Маленькая ярко-голубая машинка исчезла, и я, шагая с задремавшим Толгатом на спине за сильно разболтавшейся нашей подводою и слушая ее тревожный скрип, вгляделся от скуки в переплет Сашенькиной книжки. Сашенька читал «Цветы зла» Бодлера — верхняя черно-красная надпись на русском, а нижняя на языке, которого я не знал. Видно, книжкою заинтересовался и бодро шедший рядом со мной Кузьма — он всмотрелся в переплет и высоко поднял брови.
— Не угадал я в вас любителя поэзии, Сашенька, — сказал он, — а теперь понимаю, что зря не угадал: все складывается. Издание это я хорошо знаю, оно у меня дома стоит. Где это вы его прихватили?
— В Богородске коробейника помните? — спросил Сашенька, вежливо захлопывая книжку.
— Как не помнить, — сказал нагнавший нас Зорин. — Я у него своего «Последнего беркута» подрезал со своим же автографом, а под ним написано другой рукой: «Дорогой Танечке на память о страстных днях». И дата — месяц назад! Недолгая память была у Танечки! Для смеху домой привезу.
— Ну вот и я там подрезал, — улыбаясь, сказал Сашенька.
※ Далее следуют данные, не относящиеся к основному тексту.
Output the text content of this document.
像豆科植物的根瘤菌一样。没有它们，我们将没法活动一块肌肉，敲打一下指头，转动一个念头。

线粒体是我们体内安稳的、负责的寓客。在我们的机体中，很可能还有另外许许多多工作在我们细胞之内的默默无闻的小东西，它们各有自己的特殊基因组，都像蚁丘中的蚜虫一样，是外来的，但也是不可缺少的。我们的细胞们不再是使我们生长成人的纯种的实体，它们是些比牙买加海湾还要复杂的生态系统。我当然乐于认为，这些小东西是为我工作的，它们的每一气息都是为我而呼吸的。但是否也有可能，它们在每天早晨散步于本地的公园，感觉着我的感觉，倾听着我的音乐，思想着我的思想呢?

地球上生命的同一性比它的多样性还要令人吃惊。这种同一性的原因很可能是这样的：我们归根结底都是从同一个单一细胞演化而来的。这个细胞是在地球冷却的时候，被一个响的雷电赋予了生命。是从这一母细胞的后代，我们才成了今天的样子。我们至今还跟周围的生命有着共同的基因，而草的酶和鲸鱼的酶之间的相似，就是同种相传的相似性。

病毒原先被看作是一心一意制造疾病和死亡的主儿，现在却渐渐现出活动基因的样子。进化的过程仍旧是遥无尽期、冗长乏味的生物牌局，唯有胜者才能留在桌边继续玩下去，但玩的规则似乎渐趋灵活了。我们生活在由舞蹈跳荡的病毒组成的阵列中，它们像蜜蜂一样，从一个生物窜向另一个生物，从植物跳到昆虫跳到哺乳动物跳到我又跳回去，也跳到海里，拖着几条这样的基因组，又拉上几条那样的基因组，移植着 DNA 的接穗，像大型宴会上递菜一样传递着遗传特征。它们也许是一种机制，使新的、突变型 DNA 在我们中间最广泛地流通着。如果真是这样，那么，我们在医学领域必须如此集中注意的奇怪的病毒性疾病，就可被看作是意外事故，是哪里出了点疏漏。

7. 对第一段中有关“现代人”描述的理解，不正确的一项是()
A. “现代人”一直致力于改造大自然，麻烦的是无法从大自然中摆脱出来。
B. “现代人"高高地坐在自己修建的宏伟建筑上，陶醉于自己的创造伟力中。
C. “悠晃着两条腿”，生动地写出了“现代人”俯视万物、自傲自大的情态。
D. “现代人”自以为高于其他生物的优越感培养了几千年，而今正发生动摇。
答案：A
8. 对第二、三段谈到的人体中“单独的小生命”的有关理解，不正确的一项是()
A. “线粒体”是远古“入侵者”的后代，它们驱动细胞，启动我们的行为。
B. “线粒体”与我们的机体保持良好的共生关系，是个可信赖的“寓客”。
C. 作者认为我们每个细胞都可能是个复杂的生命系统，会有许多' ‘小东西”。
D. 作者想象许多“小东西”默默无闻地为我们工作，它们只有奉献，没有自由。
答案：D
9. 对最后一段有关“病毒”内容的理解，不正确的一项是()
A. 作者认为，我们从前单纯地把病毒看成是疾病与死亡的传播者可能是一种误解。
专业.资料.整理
— И как он вам? — спросил Кузьма.
— Ну я ведь не первый раз, — сказал Сашенька. — Если понимать все обстоятельства… Я его люблю, как мятежного подростка любят. Ворчит, бурчит, огрызается, а ты понимаешь: это в нем не упрямство, не злость, не пакостничество, как дураки думают, — это в нем настоящее страдание говорит. Ты войди в это его страдание, прими его, пойми его, найди в себе, главное, такое же — и сразу ясно станет, что с ним делать, как его к нормальному разговору поворачивать. А это, если хотите, юность литературы. Ну и с реальными-то тоже так же надо.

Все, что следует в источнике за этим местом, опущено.